Nexhip bey Draga, kajmekami de Kratovo dans les années 1896-1902.

Les débuts de la dissolution des racines de Nikollë Arbanasi, Bardh et Nikollë Arnauti

Dans le rapport suivant de 1651, il est indiqué qu'à Kratovo, le nombre de catholiques atteint 200 fidèles. Mais cinquante-cinq ans plus tard, le 20 mai 1706, l'archevêque de Skopje, Petar Karadžić, écrit que Kratovo est complètement détruite et que les Turcs ne laissent plus aucun endroit se reconstruire. Ce dernier rapport fait donc suite à la célèbre offensive du général autrichien Eneo Piccolomini. Auparavant, le 24 septembre 1689, le margrave de Bade avait vaincu le sérasque Rexhep Pacha près de Niš, puis s'était retiré vers le sud. L'ordre suivant fut donné par Bade le 4 octobre 1689 : outre le commandement de Niš et de ses environs, Piccolomini reçut l'ordre de lancer une nouvelle offensive « de l'autre côté du mont Hémus, en direction de la mer, de l'Herzégovine et de l'Albanie », qui couperait la Bosnie des autres provinces turques. L'offensive visait principalement Niš-Prokuplje-Prishtina-Skopje et les conséquences de la pénétration de l'armée du général furent visibles lorsqu'au milieu de la deuxième semaine d'octobre, presque tout fut détruit, des gorges de Gërdelica au nord de Vranje, en passant par la vallée de Preševo ​​et jusqu'à Kumanovo. L'option de la guerre apparut à la cour d'Autriche avec la présentation du « Mémorial pour l'Albanie » par le comte Mars, qui le remit à l'empereur Léopold le 22 mars/1er avril 1690. L'empereur lui-même remit ensuite le mémorial au chef du bureau du palais, Theodor Stratman, afin qu'il lance un appel à l'insurrection. Ainsi, le 27 mars/6 avril, un appel à l'insurrection fut lancé au bureau du palais pour les peuples des Balkans. La proclamation était adressée à tous les pays appartenant au royaume de Hongrie : Albanie, Serbie, Mésie, Bulgarie, Silistra, Illyrie, Macédoine et Rachija. Cependant, comme cela a été écrit précédemment, la domination autrichienne au Kosovo fut de très courte durée et les troupes autrichiennes se retirèrent en désordre après l'invasion du Kosovo par une armée mixte tatare-ottomane. Une chronique italienne intitulée « La sagra lega contro la potenza ottomana » de Simpliciano Bizozeri (1642-1704), publiée à Milan en 1700, évoque les conséquences du retrait de l'armée autrichienne. Selon l'érudite ottomane Olga Zirojević, il est écrit que « les chrétiens furent expulsés de Prizren, Peja, Vranje, Vushtrri, Mitrovica, de nombreux endroits et même de localités éloignées du Kosovo ». Bizozeri décrit également l'arrivée des chrétiens du Kosovo et des régions environnantes à Belgrade. 
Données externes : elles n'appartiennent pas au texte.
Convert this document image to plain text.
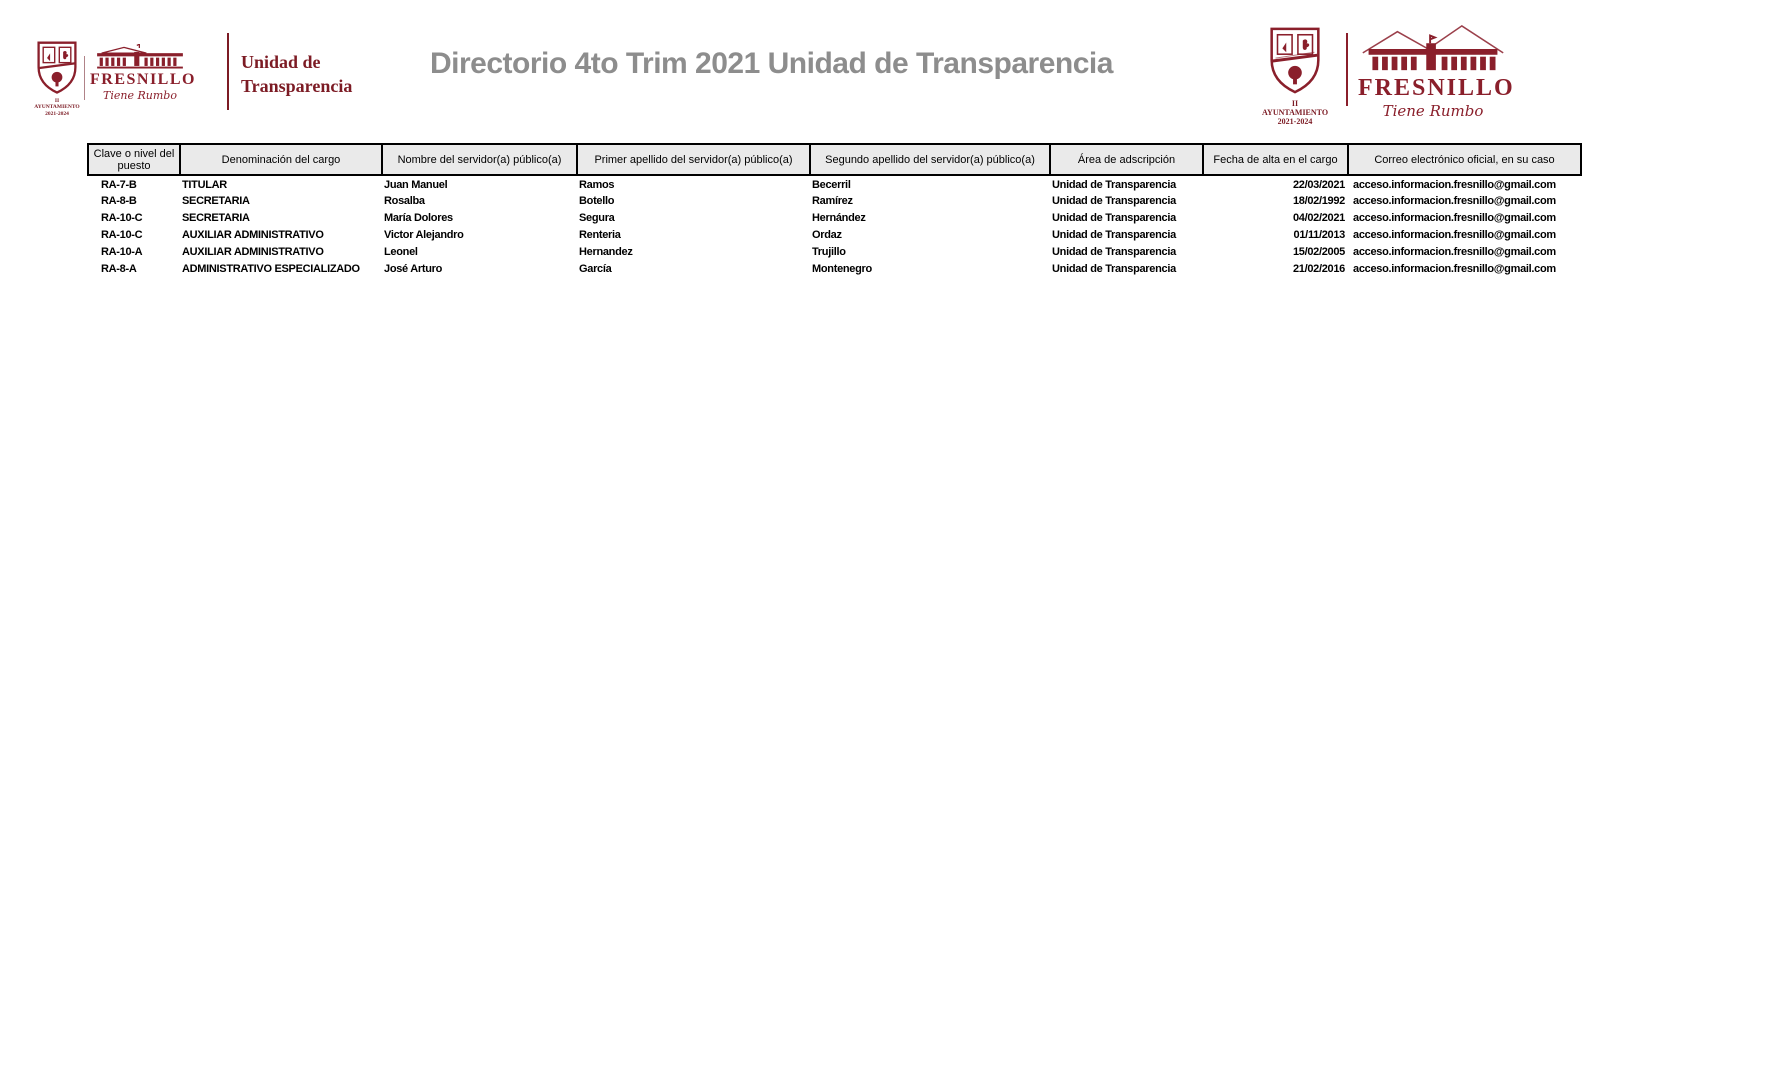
II AYUNTAMIENTO
2021-2024
FRESNILLO
Tiene Rumbo
Unidad de
Transparencia
Directorio 4to Trim 2021 Unidad de Transparencia
II AYUNTAMIENTO
2021-2024
FRESNILLO
Tiene Rumbo
Clave o nivel del puesto	Denominación del cargo	Nombre del servidor(a) público(a)	Primer apellido del servidor(a) público(a)	Segundo apellido del servidor(a) público(a)	Área de adscripción	Fecha de alta en el cargo	Correo electrónico oficial, en su caso
RA-7-B	TITULAR	Juan Manuel	Ramos	Becerril	Unidad de Transparencia	22/03/2021	acceso.informacion.fresnillo@gmail.com
RA-8-B	SECRETARIA	Rosalba	Botello	Ramírez	Unidad de Transparencia	18/02/1992	acceso.informacion.fresnillo@gmail.com
RA-10-C	SECRETARIA	María Dolores	Segura	Hernández	Unidad de Transparencia	04/02/2021	acceso.informacion.fresnillo@gmail.com
RA-10-C	AUXILIAR ADMINISTRATIVO	Victor Alejandro	Renteria	Ordaz	Unidad de Transparencia	01/11/2013	acceso.informacion.fresnillo@gmail.com
RA-10-A	AUXILIAR ADMINISTRATIVO	Leonel	Hernandez	Trujillo	Unidad de Transparencia	15/02/2005	acceso.informacion.fresnillo@gmail.com
RA-8-A	ADMINISTRATIVO ESPECIALIZADO	José Arturo	García	Montenegro	Unidad de Transparencia	21/02/2016	acceso.informacion.fresnillo@gmail.com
À Belgrade, les gens arrivèrent en groupes jusqu'aux premiers mois de 1690, et même jusqu'à l'automne de la même année. Les premiers groupes partirent du Kosovo, puis de la région de Presevo, Kumanovo, Kratovo, Polog, des villages environnants, des gorges de Kaçanik, de Novi Pazar, etc. La traversée entre la Save et le Danube fut organisée. Le dernier groupe de réfugiés passa de l'autre côté le 6 octobre 1690… Cependant, le retrait de l'armée autrichienne ne fut pas le seul signe avant-coureur des temps difficiles qui allaient suivre. C'est à cette époque que débuta également l'intervention russe dans les affaires européennes, dont les conséquences pour les Albanais se feraient particulièrement sentir à partir du milieu du XIXe siècle.
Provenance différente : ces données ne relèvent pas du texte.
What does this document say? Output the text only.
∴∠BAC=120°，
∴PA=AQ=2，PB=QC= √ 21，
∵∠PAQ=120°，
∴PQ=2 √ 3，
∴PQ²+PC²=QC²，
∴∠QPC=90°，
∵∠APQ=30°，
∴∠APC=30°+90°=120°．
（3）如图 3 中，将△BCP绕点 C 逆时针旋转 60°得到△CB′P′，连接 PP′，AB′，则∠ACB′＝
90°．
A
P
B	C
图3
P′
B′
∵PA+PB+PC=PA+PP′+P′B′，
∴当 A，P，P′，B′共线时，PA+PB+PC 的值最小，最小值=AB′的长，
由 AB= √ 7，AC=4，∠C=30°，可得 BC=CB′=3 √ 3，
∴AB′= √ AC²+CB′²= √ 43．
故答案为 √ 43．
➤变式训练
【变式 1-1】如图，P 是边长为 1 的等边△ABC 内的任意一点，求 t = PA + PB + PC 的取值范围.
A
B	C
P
Un habitant de Mitrovica à la tête de Kratovo

Concernant les souffrances récentes des descendants de Nikollë Arbanasi, Bardh et Nikollë Arnauti, il est indéniable que le patriote Nexhip bey Draga (1867-1920), kajmekam de Kratovo de 1896 à 1902, semble également avoir entendu divers témoignages. Mais, très probablement, les récents événements des Albanais de Kratovo peuvent également être appris grâce aux rapports officiels que le kajmekam Draga a envoyés à Istanbul, la capitale de l'empire. 
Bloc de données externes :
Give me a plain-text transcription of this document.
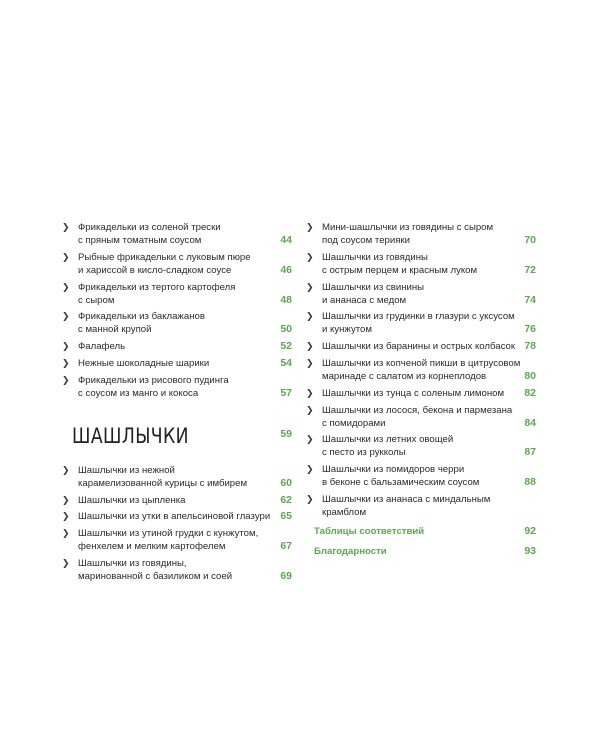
❯ Фрикадельки из соленой трески
с пряным томатным соусом	44
❯ Рыбные фрикадельки с луковым пюре
и хариссой в кисло-сладком соусе	46
❯ Фрикадельки из тертого картофеля
с сыром	48
❯ Фрикадельки из баклажанов
с манной крупой	50
❯ Фалафель	52
❯ Нежные шоколадные шарики	54
❯ Фрикадельки из рисового пудинга
с соусом из манго и кокоса	57
ШАШЛЫЧКИ	59
❯ Шашлычки из нежной
карамелизованной курицы с имбирем	60
❯ Шашлычки из цыпленка	62
❯ Шашлычки из утки в апельсиновой глазури 65
❯ Шашлычки из утиной грудки с кунжутом,
фенхелем и мелким картофелем	67
❯ Шашлычки из говядины,
маринованной с базиликом и соей	69
❯ Мини-шашлычки из говядины с сыром
под соусом терияки	70
❯ Шашлычки из говядины
с острым перцем и красным луком	72
❯ Шашлычки из свинины
и ананаса с медом	74
❯ Шашлычки из грудинки в глазури с уксусом
и кунжутом	76
❯ Шашлычки из баранины и острых колбасок 78
❯ Шашлычки из копченой пикши в цитрусовом
маринаде с салатом из корнеплодов	80
❯ Шашлычки из тунца с соленым лимоном 82
❯ Шашлычки из лосося, бекона и пармезана
с помидорами	84
❯ Шашлычки из летних овощей
с песто из рукколы	87
❯ Шашлычки из помидоров черри
в беконе с бальзамическим соусом	88
❯ Шашлычки из ананаса с миндальным
крамблом
Таблицы соответствий	92
Благодарности	93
Depuis 1912, on trouve des Albanais de Kratovo à Kumanovo, Skopje et dans d'autres centres de Macédoine, mais la plupart se déclarent Turcs. Plus tard, on les retrouve à Kratovo même, mais désormais recouverts par l'épaisseur de la suie des siècles. Quant aux descendants de Nikolle Arbanasi, Bardh et Nikolle Arnauti, on les retrouve également sur les terres de l'actuelle Voïvodine, à Nikinci et Hërtkovci, et pourquoi pas même dans les plaines de l'ancienne Autriche-Hongrie.